Operação Trickster: bando criminoso complica a reeleição de Rollemberg

4 abr 2018

Por Mino Pedrosa

A decisão da juíza Ana Claudia Loiola de Moraes Mendes, no dia 23 de março de 2018, às 17:20 fez estremecer os pilares do Palácio do Buriti. O governador Rodrigo Rollemberg, sentiu a ação do judiciário a caminho de derrubá-lo do trono. A ação da polícia por meio de documentos ingressados na justiça demonstra o empenho e a necessidade de desbaratar uma quadrilha criminosa enraizada no coração do governo do Distrito Federal.

O site Quidnovi.com.br obteve com exclusividade documentos sigilosos que chamam a atenção dos advogados de defesa dos envolvidos no escândalo DFTrans. Os documentos revelam uma ação policial inusitada. A escuta e a filmagem dentro de cela do ambiente carcerário.

Nos bastidores o vazamento dos modus operandi da Polícia Civil do Distrito Federal (PCDF) revelou que um policial infiltrado junto aos detentos, monitorou com equipamento que gravava e filmava os diálogos entre os presos da Operação Trickster.

O então diretor do DFTrans, Léo Carlos Cruz, não foi preso. Mas, a justiça concedeu um mandado de busca e apreensão que acabou tendo um efeito devastador para o governador Rodrigo Rollemberg. Cerca de 3000 cartões, senhas, equipamentos validadores, dinheiro, jóias e documentos foram apreendidos em poder do ex-diretor.

No mesmo mandado o diretor da unidade de controle de bilhetagem automática do DFTrans, Harumy Tomonori Honda Jr, não teve a mesma sorte quanto a prisão, mas também a busca e apreensão resultou em uma farta documentação e uma prova cabal que o levou para a cadeia.

A Operação foi um sucesso ao ponto de terem surgido novas provas que alcançam um patamar significativo no poder hierárquico do GDF. É sabido que o cargo de secretário de Estado tem o beneficio do fórum privilegiado. No entanto, no rastro dos criminosos a justiça vem sendo implacável. A estimativa da fraude ultrapassa a cifra de um ‘bilhão de reais’.

As escutas ambientais autorizadas pela justiça foram feitas também no presídio feminino onde estão presas algumas mulheres do bando criminoso. Um dos resultados foi a inquirição por pelo menos três vezes da detenta, Soraya Gomes da Cunha, esposa do também preso Ronaldo de Oliveira, proprietário da Cooperativa Cooperbras.
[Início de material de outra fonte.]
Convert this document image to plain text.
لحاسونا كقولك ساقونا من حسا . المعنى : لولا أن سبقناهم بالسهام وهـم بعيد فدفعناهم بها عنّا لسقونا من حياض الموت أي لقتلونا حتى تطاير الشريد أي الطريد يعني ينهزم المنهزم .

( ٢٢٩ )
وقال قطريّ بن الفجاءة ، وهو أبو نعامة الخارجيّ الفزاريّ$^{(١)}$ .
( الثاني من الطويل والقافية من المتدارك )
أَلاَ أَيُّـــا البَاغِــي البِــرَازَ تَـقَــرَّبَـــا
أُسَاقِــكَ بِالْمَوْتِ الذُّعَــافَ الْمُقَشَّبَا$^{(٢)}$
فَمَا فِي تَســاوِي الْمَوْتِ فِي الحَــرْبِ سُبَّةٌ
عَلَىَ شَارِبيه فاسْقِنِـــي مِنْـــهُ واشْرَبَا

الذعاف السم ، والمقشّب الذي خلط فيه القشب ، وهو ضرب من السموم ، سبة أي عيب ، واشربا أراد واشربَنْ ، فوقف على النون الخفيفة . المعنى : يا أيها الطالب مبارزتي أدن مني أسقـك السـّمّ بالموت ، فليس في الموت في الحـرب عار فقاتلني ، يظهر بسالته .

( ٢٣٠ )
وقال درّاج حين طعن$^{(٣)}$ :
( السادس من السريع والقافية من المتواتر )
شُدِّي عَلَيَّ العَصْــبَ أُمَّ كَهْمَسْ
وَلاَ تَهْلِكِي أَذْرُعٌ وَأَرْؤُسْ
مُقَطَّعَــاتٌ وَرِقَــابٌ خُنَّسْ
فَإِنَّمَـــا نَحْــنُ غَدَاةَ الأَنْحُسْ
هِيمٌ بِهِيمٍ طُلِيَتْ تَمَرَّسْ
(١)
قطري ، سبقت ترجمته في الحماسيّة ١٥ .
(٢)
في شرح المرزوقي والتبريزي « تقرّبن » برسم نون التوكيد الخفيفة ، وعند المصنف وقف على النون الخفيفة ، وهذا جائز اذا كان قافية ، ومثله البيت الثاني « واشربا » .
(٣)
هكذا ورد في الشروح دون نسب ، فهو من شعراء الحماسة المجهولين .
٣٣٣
Soraya foi flagrada em conversas de watsapp com seu esposo Ronaldo em que o diretor Harumy Tomonori foi buscar um envelope amarelo na garagem da empresa. O envelope estava no armário e segundo o diálogo, Ronaldo autorizou a entrega. Harumy estava sendo investigado por suspeita de receber um mensalão (pagamento mensal de propina) das cooperativas credenciadas no DFTrans. Em seu depoimento Tomonori alega que o envelope entregue por Soraya continha cartuchos de Toner. Já no depoimento de Soraya ela afirma que o envelope continha cartões de vale transportes. No entanto, Ronaldo Oliveira se negou a prestar esclarecimentos.
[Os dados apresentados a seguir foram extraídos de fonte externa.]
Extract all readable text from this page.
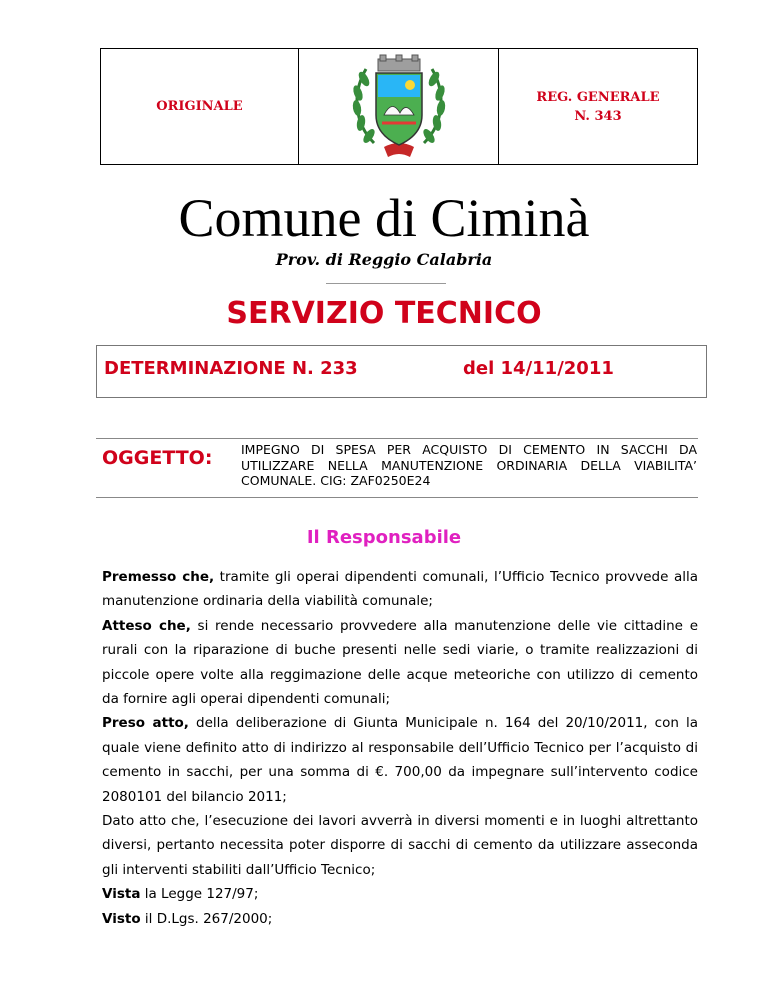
ORIGINALE
REG. GENERALE
N. 343
Comune di Ciminà
Prov. di Reggio Calabria
SERVIZIO TECNICO
DETERMINAZIONE N. 233	del 14/11/2011
OGGETTO: IMPEGNO DI SPESA PER ACQUISTO DI CEMENTO IN SACCHI DA UTILIZZARE NELLA MANUTENZIONE ORDINARIA DELLA VIABILITA’ COMUNALE. CIG: ZAF0250E24
Il Responsabile

Premesso che, tramite gli operai dipendenti comunali, l’Ufficio Tecnico provvede alla manutenzione ordinaria della viabilità comunale;

Atteso che, si rende necessario provvedere alla manutenzione delle vie cittadine e rurali con la riparazione di buche presenti nelle sedi viarie, o tramite realizzazioni di piccole opere volte alla reggimazione delle acque meteoriche con utilizzo di cemento da fornire agli operai dipendenti comunali;

Preso atto, della deliberazione di Giunta Municipale n. 164 del 20/10/2011, con la quale viene definito atto di indirizzo al responsabile dell’Ufficio Tecnico per l’acquisto di cemento in sacchi, per una somma di €. 700,00 da impegnare sull’intervento codice 2080101 del bilancio 2011;

Dato atto che, l’esecuzione dei lavori avverrà in diversi momenti e in luoghi altrettanto diversi, pertanto necessita poter disporre di sacchi di cemento da utilizzare asseconda gli interventi stabiliti dall’Ufficio Tecnico;

Vista la Legge 127/97;

Visto il D.Lgs. 267/2000;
Contudo, na busca e apreensão na casa de Harumi foi encontrado um envelope contendo cerca de 14 mil reais e um veículo Fiat Mobi de propriedade do DFTrans, com placa fria que segundo Harumi foi cedida pela Casa Militar. Mas, não é bem assim. A Casa Militar nega ter disponibilizado o falso emplacamento. No interior do veículo também foi encontrado um colete balístico de propriedade da Polícia Militar do Distrito Federal. Harumi alega que o colete era de seu segurança, também disponibilizado pela Casa Militar e Gabinete Civil no Palácio do Buriti. O que também foi negado pela Casa Militar.
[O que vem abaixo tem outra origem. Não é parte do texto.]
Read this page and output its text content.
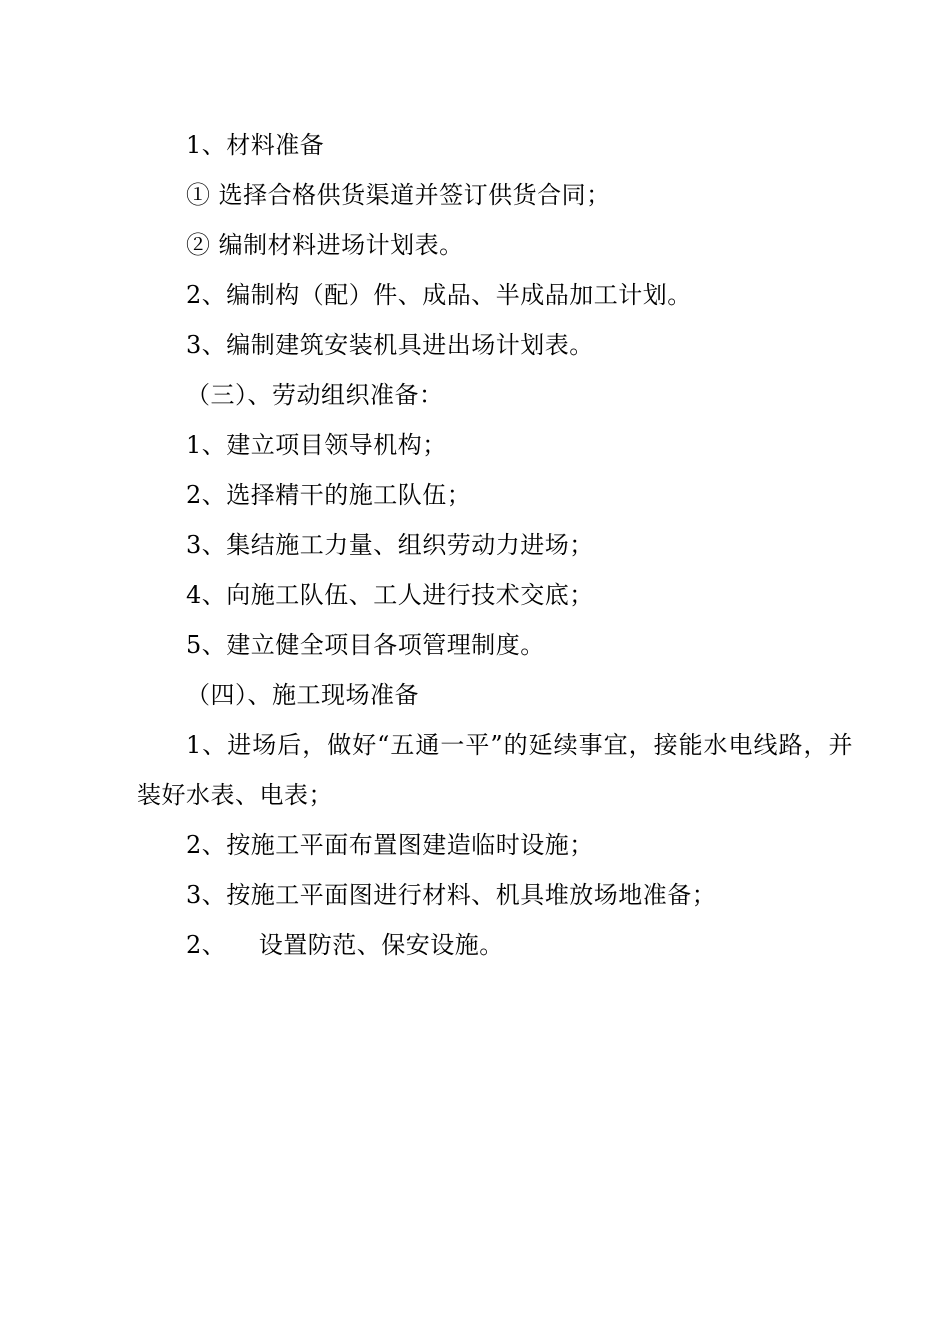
1、材料准备

① 选择合格供货渠道并签订供货合同；

② 编制材料进场计划表。

2、编制构（配）件、成品、半成品加工计划。

3、编制建筑安装机具进出场计划表。

（三）、劳动组织准备：

1、建立项目领导机构；

2、选择精干的施工队伍；

3、集结施工力量、组织劳动力进场；

4、向施工队伍、工人进行技术交底；

5、建立健全项目各项管理制度。

（四）、施工现场准备

1、进场后，做好“五通一平”的延续事宜，接能水电线路，并装好水表、电表；

2、按施工平面布置图建造临时设施；

3、按施工平面图进行材料、机具堆放场地准备；

2、    设置防范、保安设施。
Vale lembrar que o então diretor do DFTrans, Léo Carlos Cruz e o Secretário de Mobilidade, Fábio Ney Damasceno, foram nomeados a mando do ex-governador do Espírito Santo, Renato Casa Grande (PSB-ES) com a finalidade de arrecadar recursos na área de transportes e pagar dívidas de campanhas do PSB contraídas em 2014. O que foi prontamente atendido pelo seu correligionário, governador, Rodrigo Rollemberg (PSB-DF).